# Deap Ocean or deep space



## Justme (Jun 4, 2012)

If you had a chance to world in deep space or the bottom of the ocean. Which one would you choose and why?

I've just seen a fascinating documentary on life forms in the deep ocean and all this talk about Sea World being sued, I've pretty much started leaning towards the ocean, seen it's right here and teaming with life.

I've been a sci-fi fan for a long time, and have looked at space as the future of mankind, but lets face it, space is a void. There are planets out there that need explored, which would be great, but how many planets, in one lifetime could one person reach. We have yet to come up with an efficient fast propulsion system that could take us where we wish in our lives.

Here on Earth we have an abundance of life that has been compelling since Jacques Cousteau, first appeared on our TV sets. If Oceanography ever had a saint, that man would be the first.

It is truly humbling how small we all are on our own planet and it's a shame that so much of a great man had to leave this wold so soon.


----------



## travis1325 (Jun 4, 2012)

This is fascinating. I have thought about both for a long time and found a pretty close link. Well not scientifically speaking, but in the sense that both of them are largely unknown the further out (down) you get. I have always been entranced by the ocean, so I would have to say under water (but I would want a fin dangit). Space is another place I find captivating, but not sure, I would want to have aliens (friendly) and strange planets to visit.


----------



## Caged Maiden (Jun 4, 2012)

I'd pick space.  I think I would have a hard time with SAD under water with no sunlight.


----------



## Ophiucha (Jun 5, 2012)

Depends. Are we limited to modern technology?

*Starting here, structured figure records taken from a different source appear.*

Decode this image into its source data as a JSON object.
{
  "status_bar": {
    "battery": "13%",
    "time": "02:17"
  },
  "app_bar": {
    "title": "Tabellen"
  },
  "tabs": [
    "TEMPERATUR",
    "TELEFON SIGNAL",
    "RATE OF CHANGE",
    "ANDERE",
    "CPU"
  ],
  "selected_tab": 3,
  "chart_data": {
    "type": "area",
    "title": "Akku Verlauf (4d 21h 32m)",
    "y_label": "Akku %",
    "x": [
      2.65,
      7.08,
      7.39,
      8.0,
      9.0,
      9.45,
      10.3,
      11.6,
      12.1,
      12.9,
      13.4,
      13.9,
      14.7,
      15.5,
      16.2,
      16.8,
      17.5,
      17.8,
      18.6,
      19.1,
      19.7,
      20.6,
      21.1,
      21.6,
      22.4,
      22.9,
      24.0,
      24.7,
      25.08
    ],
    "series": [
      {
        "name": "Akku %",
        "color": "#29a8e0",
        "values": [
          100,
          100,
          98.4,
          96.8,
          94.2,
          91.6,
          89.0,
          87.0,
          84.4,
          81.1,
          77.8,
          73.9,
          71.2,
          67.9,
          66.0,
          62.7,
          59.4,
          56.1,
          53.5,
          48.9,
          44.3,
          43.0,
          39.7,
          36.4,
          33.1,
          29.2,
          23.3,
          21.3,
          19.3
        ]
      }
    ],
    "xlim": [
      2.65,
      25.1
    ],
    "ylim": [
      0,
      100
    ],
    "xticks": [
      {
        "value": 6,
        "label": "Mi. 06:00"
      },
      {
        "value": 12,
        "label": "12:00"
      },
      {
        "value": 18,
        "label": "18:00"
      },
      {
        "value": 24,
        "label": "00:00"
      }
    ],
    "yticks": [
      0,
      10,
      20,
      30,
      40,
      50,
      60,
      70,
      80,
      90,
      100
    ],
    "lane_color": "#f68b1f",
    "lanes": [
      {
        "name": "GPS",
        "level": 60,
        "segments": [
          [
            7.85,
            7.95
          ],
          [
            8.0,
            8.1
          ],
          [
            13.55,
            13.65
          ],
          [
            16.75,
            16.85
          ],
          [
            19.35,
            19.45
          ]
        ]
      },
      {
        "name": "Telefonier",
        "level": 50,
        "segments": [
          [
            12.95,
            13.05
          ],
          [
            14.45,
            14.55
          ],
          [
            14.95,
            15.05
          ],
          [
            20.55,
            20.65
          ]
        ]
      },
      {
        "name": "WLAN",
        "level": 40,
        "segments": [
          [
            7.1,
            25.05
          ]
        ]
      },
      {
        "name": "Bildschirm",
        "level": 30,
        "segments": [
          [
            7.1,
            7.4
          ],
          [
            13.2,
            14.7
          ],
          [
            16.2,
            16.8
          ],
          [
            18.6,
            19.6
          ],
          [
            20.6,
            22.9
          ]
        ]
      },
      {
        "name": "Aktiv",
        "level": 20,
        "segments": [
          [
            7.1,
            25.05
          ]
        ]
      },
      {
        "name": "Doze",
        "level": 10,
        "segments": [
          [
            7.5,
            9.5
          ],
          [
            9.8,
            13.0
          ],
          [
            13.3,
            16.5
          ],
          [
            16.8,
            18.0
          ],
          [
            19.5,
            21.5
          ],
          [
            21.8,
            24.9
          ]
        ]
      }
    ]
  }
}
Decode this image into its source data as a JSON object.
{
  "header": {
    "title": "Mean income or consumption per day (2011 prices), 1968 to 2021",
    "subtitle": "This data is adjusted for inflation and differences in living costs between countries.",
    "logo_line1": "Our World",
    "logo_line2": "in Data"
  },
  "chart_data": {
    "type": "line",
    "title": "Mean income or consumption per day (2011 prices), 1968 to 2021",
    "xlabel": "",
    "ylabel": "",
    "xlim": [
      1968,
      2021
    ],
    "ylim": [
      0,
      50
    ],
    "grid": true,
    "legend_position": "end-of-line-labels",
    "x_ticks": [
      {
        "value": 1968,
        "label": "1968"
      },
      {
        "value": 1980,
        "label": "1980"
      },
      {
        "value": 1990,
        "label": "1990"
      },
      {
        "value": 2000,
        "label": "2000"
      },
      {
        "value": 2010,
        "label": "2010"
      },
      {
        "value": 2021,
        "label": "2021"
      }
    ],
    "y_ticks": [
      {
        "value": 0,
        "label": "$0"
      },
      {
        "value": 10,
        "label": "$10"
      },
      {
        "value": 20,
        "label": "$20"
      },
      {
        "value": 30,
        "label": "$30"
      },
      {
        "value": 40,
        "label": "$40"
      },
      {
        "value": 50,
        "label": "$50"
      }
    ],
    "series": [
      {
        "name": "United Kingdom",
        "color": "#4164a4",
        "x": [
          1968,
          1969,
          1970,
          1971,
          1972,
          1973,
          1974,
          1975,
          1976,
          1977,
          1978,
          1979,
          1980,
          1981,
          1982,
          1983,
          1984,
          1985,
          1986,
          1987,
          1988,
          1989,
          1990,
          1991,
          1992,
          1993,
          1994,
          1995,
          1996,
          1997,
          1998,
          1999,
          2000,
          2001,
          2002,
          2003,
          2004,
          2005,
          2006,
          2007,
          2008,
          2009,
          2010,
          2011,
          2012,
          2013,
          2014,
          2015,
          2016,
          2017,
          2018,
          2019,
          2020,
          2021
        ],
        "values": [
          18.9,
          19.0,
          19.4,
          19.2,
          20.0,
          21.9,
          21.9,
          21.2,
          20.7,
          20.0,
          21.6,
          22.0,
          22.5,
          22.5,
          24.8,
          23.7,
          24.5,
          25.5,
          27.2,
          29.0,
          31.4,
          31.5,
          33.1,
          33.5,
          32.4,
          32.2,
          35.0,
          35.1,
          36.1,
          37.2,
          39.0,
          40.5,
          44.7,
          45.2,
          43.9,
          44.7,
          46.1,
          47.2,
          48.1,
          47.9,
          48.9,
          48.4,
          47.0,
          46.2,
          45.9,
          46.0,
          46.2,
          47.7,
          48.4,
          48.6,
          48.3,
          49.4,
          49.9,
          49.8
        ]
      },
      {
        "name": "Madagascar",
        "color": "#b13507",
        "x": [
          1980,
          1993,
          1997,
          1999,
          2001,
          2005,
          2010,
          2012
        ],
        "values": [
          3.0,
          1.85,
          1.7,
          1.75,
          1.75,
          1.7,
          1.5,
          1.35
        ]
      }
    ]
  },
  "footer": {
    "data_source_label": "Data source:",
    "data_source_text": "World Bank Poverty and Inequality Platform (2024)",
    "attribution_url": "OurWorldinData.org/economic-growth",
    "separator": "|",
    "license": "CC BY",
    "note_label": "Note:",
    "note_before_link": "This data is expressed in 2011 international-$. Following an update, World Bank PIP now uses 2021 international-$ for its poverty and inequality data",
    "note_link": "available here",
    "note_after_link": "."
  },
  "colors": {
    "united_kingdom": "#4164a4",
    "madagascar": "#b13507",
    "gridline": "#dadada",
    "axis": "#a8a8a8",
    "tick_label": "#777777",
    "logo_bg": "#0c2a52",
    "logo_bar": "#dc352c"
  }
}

The depths of space, in my mind, undoubtedly hold other life. Likely too far away for us to reach, and likely not developed enough to reach us. If we're outside of the boundaries of modern technology, I'd personally be much more interested in that. The depths of the ocean are also unreachable as of right now, but at least we can see squids and sharks. While I don't doubt that there are some fascinating creatures lying at the bottom of the ocean, as well, they interest me less than extra terrestrials. 

_But_ with science as it is right now, ocean > space. I love to swim, and astronaut food is pretty disgusting. The choice is obvious.


----------